Technological developments, such as social media platforms, have the opportunity to reduce social isolation. However, the opposite effects have been observed. For example, increased feelings of social isolation have been associated with increased social media use (Primack et al., 2017). Furthermore, there is a general trend for organizations to automate user experiences (Wright & Schulz, 2018) using technology like artificial intelligence, machine learning, and predictive analytics. These observations raise the question: how can we create user experiences that increase closeness between individuals, rather than increase social isolation? This is especially relevant as newly immersive technologies, such as mixed reality, become increasingly available to the public, since these technologies have both the ability increase isolationism and the ability to facilitate enhanced interpersonal communication.
To understand how one might design for closeness, we turned to existing literature on facilitating and measuring closeness. There were indeed relevant instruments, such as scales to assess the closeness of interpersonal relationships (e.g., Berscheid et al., 1989), and measure of inclusion of the other in the self (Aron et al., 1992). There was also a rich ethnographic literature on how transnational families leverage technology to maintain emotional ties (e.g., King-O’Riain, 2015, Madianou, 2016), and how home users of video- mediated communication (VMC; Kirk et al., 2010) mediate closeness. However, we found few studies examining the qualitative experience of closeness from a multisensory perspective, especially as mediated by technology. Such insights will be important for developing design patterns for sensor-rich technologies, like mixed reality.

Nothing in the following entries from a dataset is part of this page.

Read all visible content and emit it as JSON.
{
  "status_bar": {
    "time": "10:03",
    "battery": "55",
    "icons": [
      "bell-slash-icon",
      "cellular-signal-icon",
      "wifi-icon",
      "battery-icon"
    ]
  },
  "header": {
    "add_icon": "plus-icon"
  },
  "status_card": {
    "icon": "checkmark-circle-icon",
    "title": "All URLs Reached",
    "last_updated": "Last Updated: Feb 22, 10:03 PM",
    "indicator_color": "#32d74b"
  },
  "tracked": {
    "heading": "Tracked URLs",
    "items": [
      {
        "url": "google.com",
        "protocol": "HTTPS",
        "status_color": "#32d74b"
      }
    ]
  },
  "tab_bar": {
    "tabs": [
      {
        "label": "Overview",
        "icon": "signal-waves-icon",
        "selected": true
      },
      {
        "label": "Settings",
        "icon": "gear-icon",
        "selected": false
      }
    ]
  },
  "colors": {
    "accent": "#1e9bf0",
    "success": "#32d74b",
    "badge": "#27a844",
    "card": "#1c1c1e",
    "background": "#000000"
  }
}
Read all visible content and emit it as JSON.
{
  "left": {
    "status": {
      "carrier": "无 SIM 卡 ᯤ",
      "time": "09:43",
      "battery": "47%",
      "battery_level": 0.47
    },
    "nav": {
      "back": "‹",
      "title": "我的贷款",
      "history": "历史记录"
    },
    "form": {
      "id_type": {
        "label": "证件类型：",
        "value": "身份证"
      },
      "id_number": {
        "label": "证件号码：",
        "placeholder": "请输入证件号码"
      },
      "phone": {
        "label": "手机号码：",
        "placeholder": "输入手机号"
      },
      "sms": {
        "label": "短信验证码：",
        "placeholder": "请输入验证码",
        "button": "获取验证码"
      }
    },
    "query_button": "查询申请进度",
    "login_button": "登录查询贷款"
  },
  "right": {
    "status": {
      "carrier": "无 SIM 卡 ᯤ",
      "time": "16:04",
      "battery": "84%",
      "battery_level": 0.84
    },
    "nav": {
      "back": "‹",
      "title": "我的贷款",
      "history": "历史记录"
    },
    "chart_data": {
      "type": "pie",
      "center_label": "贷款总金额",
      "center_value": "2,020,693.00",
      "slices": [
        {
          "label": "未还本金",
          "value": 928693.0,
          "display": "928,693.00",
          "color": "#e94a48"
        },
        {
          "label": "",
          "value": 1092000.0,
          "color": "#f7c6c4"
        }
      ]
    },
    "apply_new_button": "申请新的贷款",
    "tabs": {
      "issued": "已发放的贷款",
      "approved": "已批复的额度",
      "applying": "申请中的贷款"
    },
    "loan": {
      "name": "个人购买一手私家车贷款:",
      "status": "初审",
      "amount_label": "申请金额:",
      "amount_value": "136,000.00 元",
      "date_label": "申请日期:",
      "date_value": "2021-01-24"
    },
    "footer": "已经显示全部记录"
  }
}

To investigate the antipodal effects on social technology usage through a multisensory lens, we began with a fundamental set of observations into how individuals foster closeness using VMC. To form our foundational understanding of technologically-mediated closeness in complex emotional relationships, we believed that ethnographic data would capture the necessary intricacies that other methodologies may overlook. To this end, we conducted a rapid ethnographic study with five romantically-involved couples in long-distance relationships while the pair engaged in a controlled video call. Sessions were one hour in length. One partner came onsite to our offices for the study, while the other partner was remote, in a location of their choosing. Partners were provided with three neutral conversation topics, which they discussed for a maximum of five minutes each. Between each conversation topic, we systematically varied the amount of visual information that the remote partner received about their virtual partner (facial expression content; face and body expression content; face, body expression content, environmental context), counterbalanced across participant pairs. After each topic, participants completed a survey in which they provided information on feelings of immersion, closeness, agency, and other Likert scale vectors taken from mixed reality research literature on virtual presence (e.g., Slater et al., 2008, 2009; Waltemate et al., 2018). At the end of each session, we conducted a semi-structured interview, discussing the experience of the conversation and comparing the controlled experience with the couples’ interactions outside of the research setting.
From the survey and interview data, four core vectors emerged, upon which closeness appears to be mediated: content (e.g., visibility of non-verbal cues), situation (e.g., comfort level in the given environment), identity (e.g., representation of the self in a digital medium), and agency (e.g., the agency to navigate between proxemic zones). We investigated the specific factors that contribute to the experience of each of these “closeness vectors.” Additionally, we explored how these vectors may work together to increase or decrease closeness, drawing on past research on multisensory perception and cognition. Furthermore, we posited sensory design principles for facilitating closeness in designs for new technology, such as mixed reality, which augments our perceptual and cognitive capacities with sensors and computing power.